Dependence of positive binding energies on side chains--a theoretical prediction on the origin of regular ordering for the amino acid residues in the selectivity filter.

The side-chain effects of metalated and protonated dipeptides, including GGH(+)M(+), GAH(+)M(+), AGH(+)M(+), AAH(+)M(+), GWH(+)M(+), GSH(+)M(+), GTH(+)M(+), GFH(+)M(+), GYH(+)M(+), and GVH(+)M(+) (G = glycine, A = alanine, W = tryptophan, S = serine, T = threonine, F = phenylalanine, and V = valine; M = Li, Na, and K), are theoretically explored in this paper on their positive binding energies (PBEs), which are derived from interactions of M+ with the carboxyl oxygen(s). The B3LYP/6-311++G(**)// B3LYP/6-31G(*) calculations suggest that the PBEs of dipeptides with side chain(s) are much smaller than those with no side chain (GGH(+)M(+)). Generally, larger side chains and smaller M(+) radii would lead to fewer PBEs for the M(+) involved systems.

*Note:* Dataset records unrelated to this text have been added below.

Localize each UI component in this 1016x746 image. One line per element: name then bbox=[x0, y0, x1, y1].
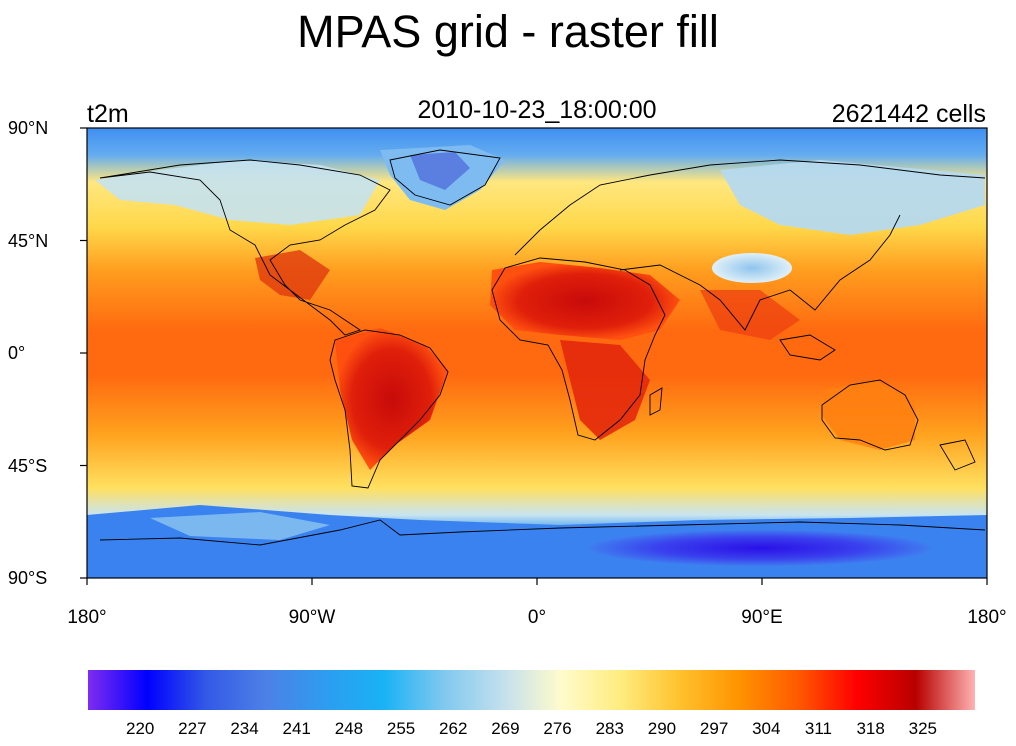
south-america-coast bbox=[329, 329, 449, 489]
y-tick-label: 0° bbox=[8, 343, 26, 363]
indonesia-coast bbox=[779, 334, 836, 361]
colorbar-label: 241 bbox=[282, 719, 311, 738]
colorbar-label: 234 bbox=[230, 719, 259, 738]
y-tick-marks bbox=[80, 127, 87, 579]
x-tick-label: 180° bbox=[67, 607, 107, 628]
y-tick-label: 90°S bbox=[8, 568, 48, 588]
antarctica-coast bbox=[99, 519, 986, 546]
x-tick-label: 90°W bbox=[288, 607, 336, 628]
tibet-cold bbox=[712, 253, 792, 283]
new-zealand-coast bbox=[939, 439, 976, 471]
australia-coast bbox=[821, 379, 919, 451]
colorbar-label: 290 bbox=[647, 719, 677, 738]
india-hot bbox=[700, 290, 800, 340]
temperature-field bbox=[87, 128, 987, 578]
eurasia-south-coast bbox=[619, 214, 901, 331]
y-tick-label: 45°S bbox=[8, 455, 48, 476]
north-america-cool bbox=[95, 160, 380, 225]
colorbar-label: 262 bbox=[439, 719, 468, 738]
south-america-hot bbox=[335, 328, 448, 470]
timestamp-label: 2010-10-23_18:00:00 bbox=[417, 96, 657, 124]
greenland-coast bbox=[389, 149, 501, 206]
y-tick-label: 45°N bbox=[8, 230, 49, 251]
colorbar-label: 304 bbox=[752, 719, 781, 738]
africa-coast bbox=[491, 257, 666, 441]
colorbar-label: 276 bbox=[543, 719, 572, 738]
plot-title: MPAS grid - raster fill bbox=[297, 6, 719, 57]
cell-count-label: 2621442 cells bbox=[831, 100, 986, 128]
australia-warm bbox=[822, 380, 915, 450]
eurasia-north-coast bbox=[514, 159, 986, 256]
madagascar-coast bbox=[649, 387, 663, 416]
greenland-core bbox=[410, 152, 470, 190]
colorbar-label: 325 bbox=[908, 719, 937, 738]
colorbar-label: 269 bbox=[491, 719, 520, 738]
x-tick-label: 90°E bbox=[741, 607, 783, 628]
colorbar-label: 227 bbox=[178, 719, 207, 738]
x-tick-marks bbox=[86, 578, 988, 585]
siberia-cool bbox=[720, 160, 985, 235]
variable-label: t2m bbox=[87, 100, 129, 128]
y-tick-label: 90°N bbox=[8, 118, 49, 138]
antarctic-plateau bbox=[590, 530, 930, 566]
colorbar bbox=[88, 670, 975, 710]
southern-ocean-ice bbox=[150, 512, 330, 540]
sahara-hot bbox=[490, 262, 680, 340]
north-america-hot bbox=[255, 250, 330, 300]
colorbar-label: 311 bbox=[804, 719, 833, 738]
x-tick-label: 180° bbox=[967, 607, 1007, 628]
southern-africa-hot bbox=[560, 340, 650, 440]
x-tick-label: 0° bbox=[527, 607, 547, 628]
colorbar-label: 255 bbox=[386, 719, 416, 738]
colorbar-label: 318 bbox=[856, 719, 885, 738]
colorbar-label: 248 bbox=[334, 719, 364, 738]
colorbar-label: 283 bbox=[595, 719, 624, 738]
north-america-coast bbox=[99, 159, 391, 336]
coastlines bbox=[99, 149, 986, 546]
colorbar-label: 220 bbox=[125, 719, 155, 738]
colorbar-label: 297 bbox=[699, 719, 729, 738]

On the basis of the direct dependence of PBE on the electrostatic repulsion between two kinds of cations (H(+) and M(+)) in these dipeptide models, it could be reasonably expected that the side-chain effect on the electrostatic repulsion and consequently on the PBEs could offer one good insight, on a chemical-physical basis, into the origin of regular ordering of the amino acids when they form a filter in the K(+) channel protein (MacKinnon, et al. Science 1998, 280, 106).